The whistleblower told 60 Minutes: “The thing I saw at Facebook over and over again was there were conflicts of interest between what was good for the public and what was good for Facebook. And Facebook, over and over again, chose to optimise for its own interests, like making more money.”
She added that Facebook employees were not “malevolent”, but said that the consequences of its actions had been damaging. On Tuesday, Haugen will testify before a Senate subcommittee about the effect of Instagram on children’s mental health.
The wider impact
AJ Bell investment director, Russ Mould, said Facebook had suffered a “pretty terrible day” and noted that this had led to “a tech-led market sell-off in the US overnight as investors turned away from the likes of Apple and Amazon, as well as Facebook”.
He also speculated that the mounting revelations could spell trouble for US tech stocks.
Mould explained: “After Beijing took its own technology sector to task in 2021, could 2022 see Washington follow suit with tighter regulation? A cocktail of risks is brewing for the US market around not just the tech sector but also the debt ceiling and stalled spending plans as political in-fighting continues.”
There are many indications that the sector could face tighter regulation. Just last week, Facebook global head of safety, Antigone Davis, was quizzed by congress about social media’s impact on children. She claimed that internal research was conducted to improve users’ experiences.
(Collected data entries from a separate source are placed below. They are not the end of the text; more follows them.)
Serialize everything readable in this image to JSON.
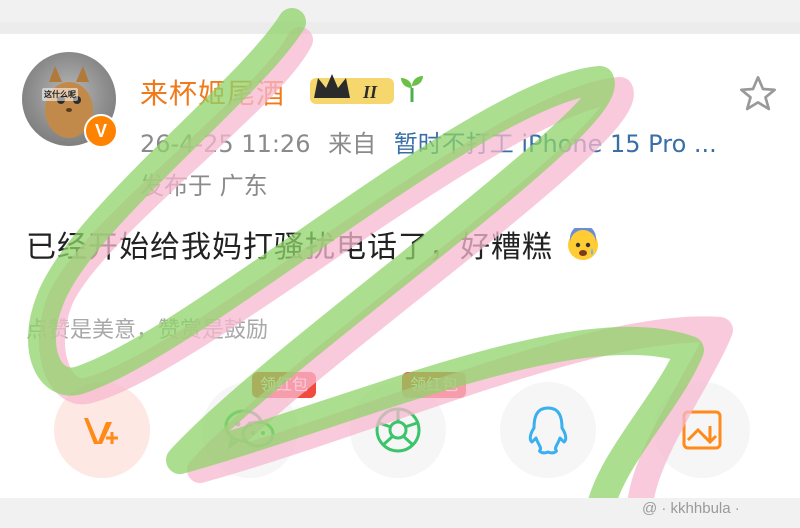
{
  "post": {
    "avatar_caption": "这什么呢",
    "verified_badge": "V",
    "username": "来杯姬尾酒",
    "vip_level": "II",
    "timestamp": "26-4-25 11:26",
    "source_prefix": "来自",
    "source": "暂时不打工 iPhone 15 Pro ...",
    "location": "发布于 广东",
    "content": "已经开始给我妈打骚扰电话了，好糟糕",
    "reward_slogan": "点赞是美意，赞赏是鼓励"
  },
  "share_buttons": [
    {
      "name": "v-plus",
      "icon": "v-plus-icon",
      "tag": ""
    },
    {
      "name": "wechat",
      "icon": "wechat-icon",
      "tag": "领红包"
    },
    {
      "name": "moments",
      "icon": "moments-icon",
      "tag": "领红包"
    },
    {
      "name": "qq",
      "icon": "qq-icon",
      "tag": ""
    },
    {
      "name": "save-image",
      "icon": "save-image-icon",
      "tag": ""
    }
  ],
  "watermark": "@ · kkhhbula ·",
  "colors": {
    "username": "#f07a1a",
    "source_link": "#3a6fa6",
    "red_packet": "#f14a3e",
    "wechat_green": "#3cc46b",
    "qq_blue": "#3ab0f0",
    "scribble_green": "#8fd36a",
    "scribble_pink": "#f7b8cf"
  }
}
However, Senator Richard Blumenthal, chairs of the Senate commerce, science, and transportation subcommittee on consumer protection, product safety, and data security, said the social media company was “failing to hold itself accountable” and questioned how anyone could trust Facebook.
However, Facebook and other social media giants have faced the threat of increased regulation before. Zuckerberg himself faced the Senate’s commerce and judiciary committees in April 2018. On that occasion he was answering questions about data practices amid the Cambridge Analytica scandal.